Do you think you’re ready for Wheelfall.
I don’t think so. Created in 2009 in France, Wheelfall begins with Fabien Wayne Furter (vocals/guitar, FWF, ex-Phazm, ex-Chaos Echœs) and also Niko El Moche (bass) and Cactus Daniel’s (guitar). Their first drummer lets place to Niko Elbow (drums, Joy/Disaster) in 2010, then Thibaut Thieblemont (keyboards/vocals) join them in 2015 for the release of their third album. A Specter is Haunting the World, their fifth album, is released at the end of 2020.
The album concept is easy: can an ordinary citizen rebel itself? The answer is yes. And it is the rebellion of an ordinary citizen that the band relates us, and their character has for goal the International Monetary Fund’s director assassination. To accompany him, a clever melting between Industrial Metal, Post-Metal and Sludge with as crazy as variated influences.
The album begins with the impressive 1000 Ways to Kill a Man, a heavy and suffocating composition on which throaty howlings make sense. The band transcribes us this hatred, this rage and this fatigue by a massive sound, as well as on Cold & Pure. Riffs become more complex and heady while melting to warlike weighing basis that becomes darker for SEX / OBLIVION / SEX. The song is haunting and disturbing, but we’re still fascinated by those dissonant harmonics that clash before Wisdom is More Erotic When Wasted. A soft but cold introduction, then the band’s catchy basis surfaces again to crush us with a scary break.

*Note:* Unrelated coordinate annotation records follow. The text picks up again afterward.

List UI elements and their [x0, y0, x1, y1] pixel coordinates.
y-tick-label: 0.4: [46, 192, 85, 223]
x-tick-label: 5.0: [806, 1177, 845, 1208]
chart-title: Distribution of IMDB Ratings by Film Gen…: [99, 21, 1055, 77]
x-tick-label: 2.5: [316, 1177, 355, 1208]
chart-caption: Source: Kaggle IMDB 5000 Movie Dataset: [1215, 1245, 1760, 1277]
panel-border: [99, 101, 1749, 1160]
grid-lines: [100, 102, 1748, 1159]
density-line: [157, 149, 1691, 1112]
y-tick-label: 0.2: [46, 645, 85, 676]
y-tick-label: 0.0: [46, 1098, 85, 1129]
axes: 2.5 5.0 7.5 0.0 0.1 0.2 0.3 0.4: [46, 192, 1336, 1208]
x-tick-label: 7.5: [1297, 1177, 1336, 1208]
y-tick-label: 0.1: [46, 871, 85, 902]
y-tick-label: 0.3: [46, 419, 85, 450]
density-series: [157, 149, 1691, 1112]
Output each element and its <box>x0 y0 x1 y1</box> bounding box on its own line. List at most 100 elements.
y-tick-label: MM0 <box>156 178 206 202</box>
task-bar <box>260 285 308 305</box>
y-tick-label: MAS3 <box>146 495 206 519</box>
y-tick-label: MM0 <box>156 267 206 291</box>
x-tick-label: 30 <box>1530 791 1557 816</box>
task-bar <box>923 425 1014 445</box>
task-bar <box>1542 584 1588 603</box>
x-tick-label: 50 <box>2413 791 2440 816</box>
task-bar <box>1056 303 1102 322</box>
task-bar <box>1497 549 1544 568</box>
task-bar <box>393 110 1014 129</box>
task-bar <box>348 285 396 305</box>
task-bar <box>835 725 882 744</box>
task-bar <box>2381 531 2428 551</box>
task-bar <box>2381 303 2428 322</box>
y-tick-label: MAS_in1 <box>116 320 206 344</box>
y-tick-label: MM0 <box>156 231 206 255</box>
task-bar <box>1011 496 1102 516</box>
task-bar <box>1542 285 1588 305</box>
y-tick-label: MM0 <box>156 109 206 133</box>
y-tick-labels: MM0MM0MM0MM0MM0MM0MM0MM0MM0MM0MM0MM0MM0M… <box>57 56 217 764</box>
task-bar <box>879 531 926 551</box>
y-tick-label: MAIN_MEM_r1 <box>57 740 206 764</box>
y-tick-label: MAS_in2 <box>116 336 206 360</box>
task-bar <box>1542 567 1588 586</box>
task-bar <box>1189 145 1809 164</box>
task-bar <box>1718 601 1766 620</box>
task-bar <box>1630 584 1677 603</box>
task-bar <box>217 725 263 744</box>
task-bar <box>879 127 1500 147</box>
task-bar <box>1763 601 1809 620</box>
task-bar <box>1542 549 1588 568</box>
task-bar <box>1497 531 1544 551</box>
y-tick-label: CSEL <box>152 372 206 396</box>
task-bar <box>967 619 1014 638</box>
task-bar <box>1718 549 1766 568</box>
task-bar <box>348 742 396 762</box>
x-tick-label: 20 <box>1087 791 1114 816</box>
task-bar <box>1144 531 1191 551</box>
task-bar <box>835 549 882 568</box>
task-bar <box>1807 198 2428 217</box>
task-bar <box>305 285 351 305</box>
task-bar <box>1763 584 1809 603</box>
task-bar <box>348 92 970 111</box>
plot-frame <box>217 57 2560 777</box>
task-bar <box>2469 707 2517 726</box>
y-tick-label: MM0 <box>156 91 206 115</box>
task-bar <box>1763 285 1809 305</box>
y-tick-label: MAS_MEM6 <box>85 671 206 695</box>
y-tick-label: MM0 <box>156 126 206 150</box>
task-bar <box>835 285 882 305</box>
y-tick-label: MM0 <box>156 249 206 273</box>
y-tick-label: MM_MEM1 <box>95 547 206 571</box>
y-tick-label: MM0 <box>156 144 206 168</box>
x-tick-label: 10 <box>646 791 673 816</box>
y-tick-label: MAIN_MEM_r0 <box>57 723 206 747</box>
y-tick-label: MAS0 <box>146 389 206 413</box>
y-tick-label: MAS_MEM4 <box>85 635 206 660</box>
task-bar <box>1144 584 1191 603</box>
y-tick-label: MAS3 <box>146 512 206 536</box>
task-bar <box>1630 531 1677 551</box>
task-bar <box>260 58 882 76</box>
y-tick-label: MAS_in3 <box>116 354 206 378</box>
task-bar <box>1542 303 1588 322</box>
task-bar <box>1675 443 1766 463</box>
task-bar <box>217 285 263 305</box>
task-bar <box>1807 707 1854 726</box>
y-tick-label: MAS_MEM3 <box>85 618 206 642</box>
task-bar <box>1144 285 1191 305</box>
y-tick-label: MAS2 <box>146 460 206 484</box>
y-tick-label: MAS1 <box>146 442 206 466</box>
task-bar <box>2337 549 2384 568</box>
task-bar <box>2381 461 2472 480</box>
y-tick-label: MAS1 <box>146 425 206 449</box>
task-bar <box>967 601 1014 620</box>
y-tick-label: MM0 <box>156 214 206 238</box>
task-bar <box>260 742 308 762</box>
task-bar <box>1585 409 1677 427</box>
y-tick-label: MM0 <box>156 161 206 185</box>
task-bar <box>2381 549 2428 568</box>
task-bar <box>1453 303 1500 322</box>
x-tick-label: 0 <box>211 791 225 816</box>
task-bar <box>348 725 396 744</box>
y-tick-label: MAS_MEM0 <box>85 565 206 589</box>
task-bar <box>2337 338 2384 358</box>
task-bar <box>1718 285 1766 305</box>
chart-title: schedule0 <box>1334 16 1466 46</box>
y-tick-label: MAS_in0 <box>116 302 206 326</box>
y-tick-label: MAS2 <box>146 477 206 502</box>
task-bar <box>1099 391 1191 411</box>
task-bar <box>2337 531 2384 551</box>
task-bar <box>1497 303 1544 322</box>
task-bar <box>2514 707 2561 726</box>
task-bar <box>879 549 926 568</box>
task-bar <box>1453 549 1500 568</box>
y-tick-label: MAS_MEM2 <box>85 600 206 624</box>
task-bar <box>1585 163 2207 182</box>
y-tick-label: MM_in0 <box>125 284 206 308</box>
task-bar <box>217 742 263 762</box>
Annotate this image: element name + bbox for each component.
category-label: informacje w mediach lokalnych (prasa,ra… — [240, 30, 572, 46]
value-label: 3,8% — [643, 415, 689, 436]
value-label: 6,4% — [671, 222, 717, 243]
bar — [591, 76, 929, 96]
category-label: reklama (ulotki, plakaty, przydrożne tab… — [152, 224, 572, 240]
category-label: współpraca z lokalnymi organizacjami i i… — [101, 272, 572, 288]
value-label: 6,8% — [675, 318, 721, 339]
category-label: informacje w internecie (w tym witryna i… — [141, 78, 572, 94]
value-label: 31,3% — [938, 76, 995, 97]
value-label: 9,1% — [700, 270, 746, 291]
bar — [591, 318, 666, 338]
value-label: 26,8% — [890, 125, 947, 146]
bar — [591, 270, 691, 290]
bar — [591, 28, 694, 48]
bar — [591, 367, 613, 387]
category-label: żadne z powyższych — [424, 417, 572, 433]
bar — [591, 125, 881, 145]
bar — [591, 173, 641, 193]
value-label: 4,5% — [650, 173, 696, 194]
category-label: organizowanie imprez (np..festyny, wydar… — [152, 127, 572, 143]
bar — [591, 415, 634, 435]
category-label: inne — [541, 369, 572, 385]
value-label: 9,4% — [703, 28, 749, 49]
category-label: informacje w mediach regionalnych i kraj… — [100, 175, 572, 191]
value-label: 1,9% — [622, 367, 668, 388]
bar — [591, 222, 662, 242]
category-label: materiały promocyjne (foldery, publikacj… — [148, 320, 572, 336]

The mad rhythmic resumes with Perverse Technology, a dark song of which raw and ice-cold heady sound describes the character’s state of mind. Determination, acrimony and fear fight before Scorched Throats, a song that plays on a choking progression. The explosion is as surprising as energetic, and riffs wear a part of dark mystery before going back to neck-crushing tones. The alarm signs the end of the song and the beginning of the long Saltwater. The song is slow and haunting, offering easy but very heavy and regular riffs, which create a contrast with this mysterious start, then fastnes bursts come next, until the final part. Amplitude Death, the last song, offers us again those crushing tones and raw screams accompanied by piercing harmonics, then a more airy riff leads us until the end of the record.
Wheelfall’s crushing music perfectly serves their concept. A Specter is Haunting the World is a fascinating and disturbing album, heavy and sincere as their message. The band deserves in my opinion more recognition.